Посреди двора расположен семейный очаг. Он очень-прост: несколько закопченных камней, на них стоят кастрюли. Вокруг очага на земле разложены калебасы разных размеров, эмалированные блюда, тазы. Возле очага на скамеечке в окружении внуков сидит первая жена старосты — Фатумата. Ей около шестидесяти лет, и она считается старшей среди женщин семьи.

Невдалеке два круглых соломенных амбара. Хочется посмотреть, что в них, но не вижу ни дверей, ни окошек. Драман говорит, что надо сдвинуть вбок конусообразную соломенную крышу. Внутри стоят корзины с неочищенным рисом и метелками проса. Чтобы вода не подмочила зерно во время ливней, амбары строят на камнях. Сверху на них укладывают ряд толстых жердей.

Пока мы осматриваем хозяйство и беседуем с Фатуматой, во двор входит староста. Теперь он уже не кажется сердитым и предлагает зайти в хижины, где живут его жены. Здесь он обращает мое внимание на марлевые накомарники, висящие над топчанами, где спят женщины. Заметив жест старосты, Драман поясняет, что тропическая малярия — бич крестьян. Особенно она свирепствует в период дождей, который совпадает с полевыми работами. Больные слабеют, не могут работать в эти драгоценные для посева дни. Чтобы уберечь себя от болезни, зажиточные крестьяне покупают накомарники.
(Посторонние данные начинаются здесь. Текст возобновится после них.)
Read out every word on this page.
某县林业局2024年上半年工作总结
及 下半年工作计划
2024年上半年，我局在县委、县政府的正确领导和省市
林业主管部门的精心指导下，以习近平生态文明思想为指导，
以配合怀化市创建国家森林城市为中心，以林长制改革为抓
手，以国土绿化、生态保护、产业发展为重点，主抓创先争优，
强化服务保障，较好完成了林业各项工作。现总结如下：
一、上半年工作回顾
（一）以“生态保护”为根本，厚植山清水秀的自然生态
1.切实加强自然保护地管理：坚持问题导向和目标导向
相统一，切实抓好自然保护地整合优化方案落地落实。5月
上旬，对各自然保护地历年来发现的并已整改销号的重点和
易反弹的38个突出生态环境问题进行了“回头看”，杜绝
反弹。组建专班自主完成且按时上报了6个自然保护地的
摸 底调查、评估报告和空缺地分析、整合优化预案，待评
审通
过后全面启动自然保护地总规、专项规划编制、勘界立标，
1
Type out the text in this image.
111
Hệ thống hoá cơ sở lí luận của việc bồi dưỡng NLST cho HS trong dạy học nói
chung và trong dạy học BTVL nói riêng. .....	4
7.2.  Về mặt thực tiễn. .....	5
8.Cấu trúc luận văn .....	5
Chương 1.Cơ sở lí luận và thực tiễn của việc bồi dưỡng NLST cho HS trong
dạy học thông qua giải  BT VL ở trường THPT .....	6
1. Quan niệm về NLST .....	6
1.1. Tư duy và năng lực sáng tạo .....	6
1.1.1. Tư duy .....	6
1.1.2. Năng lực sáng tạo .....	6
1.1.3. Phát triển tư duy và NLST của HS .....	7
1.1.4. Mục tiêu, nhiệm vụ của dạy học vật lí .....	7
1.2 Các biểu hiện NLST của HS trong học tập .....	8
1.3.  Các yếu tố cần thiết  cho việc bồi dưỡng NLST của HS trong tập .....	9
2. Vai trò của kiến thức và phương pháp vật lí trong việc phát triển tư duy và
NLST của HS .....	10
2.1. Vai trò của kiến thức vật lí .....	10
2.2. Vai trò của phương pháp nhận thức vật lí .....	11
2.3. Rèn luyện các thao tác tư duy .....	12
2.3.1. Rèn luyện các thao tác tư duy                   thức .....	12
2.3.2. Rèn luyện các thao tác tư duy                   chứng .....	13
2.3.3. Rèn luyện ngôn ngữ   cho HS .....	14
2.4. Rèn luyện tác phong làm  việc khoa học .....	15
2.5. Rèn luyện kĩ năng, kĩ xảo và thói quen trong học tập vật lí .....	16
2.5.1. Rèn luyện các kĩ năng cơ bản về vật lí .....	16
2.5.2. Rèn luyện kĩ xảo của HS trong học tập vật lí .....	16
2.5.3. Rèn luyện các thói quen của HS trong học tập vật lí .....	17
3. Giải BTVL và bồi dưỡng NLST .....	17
Я весьма доволен тем, что староста сменил гнев на милость, и предлагаю ему орехи кола. Такой подарок считается знаком внимания и уважения. Недаром все старинные церемонии сватовства начинались с подношения кола родителям невесты. Кола хорошо восстанавливают силы. Старики жуют их с удовольствием; если нет зубов, трут на терках. Отправляясь по деревням, я теперь всегда запасаюсь магическими орешками, иногда жую их и сам. После подношения орехов главе большой семьи и его женам я получаю право на участие в разговоре и на фотографирование.

Прошу разрешения войти в жилище старосты. Пол хижины чисто выметен, на самом видном месте стоит бамбуковый топчан. У стены сложено пять-шесть мешков с просом, с крыши свешиваются пучки высушенных трав. В соломенную крышу воткнуто несколько серпов, мотыг на короткой ручке, африканских топориков с узким, как долото, лезвием, всаженным поперек рукоятки. На стене замечаю пару широких деревянных рогулек с насаженными на один из сучков неровными-осколками калебасы. Драман объясняет, что это вас-самба, ритуальный музыкальный инструмент, который применяется при обряде обрезания. Перед входом в хижину висит какой-то серый матерчатый узелок. Драман предупреждает, что трогать его мне нельзя. В нем находятся священные вещи, которые унаследовал глава большой семьи от своих предков.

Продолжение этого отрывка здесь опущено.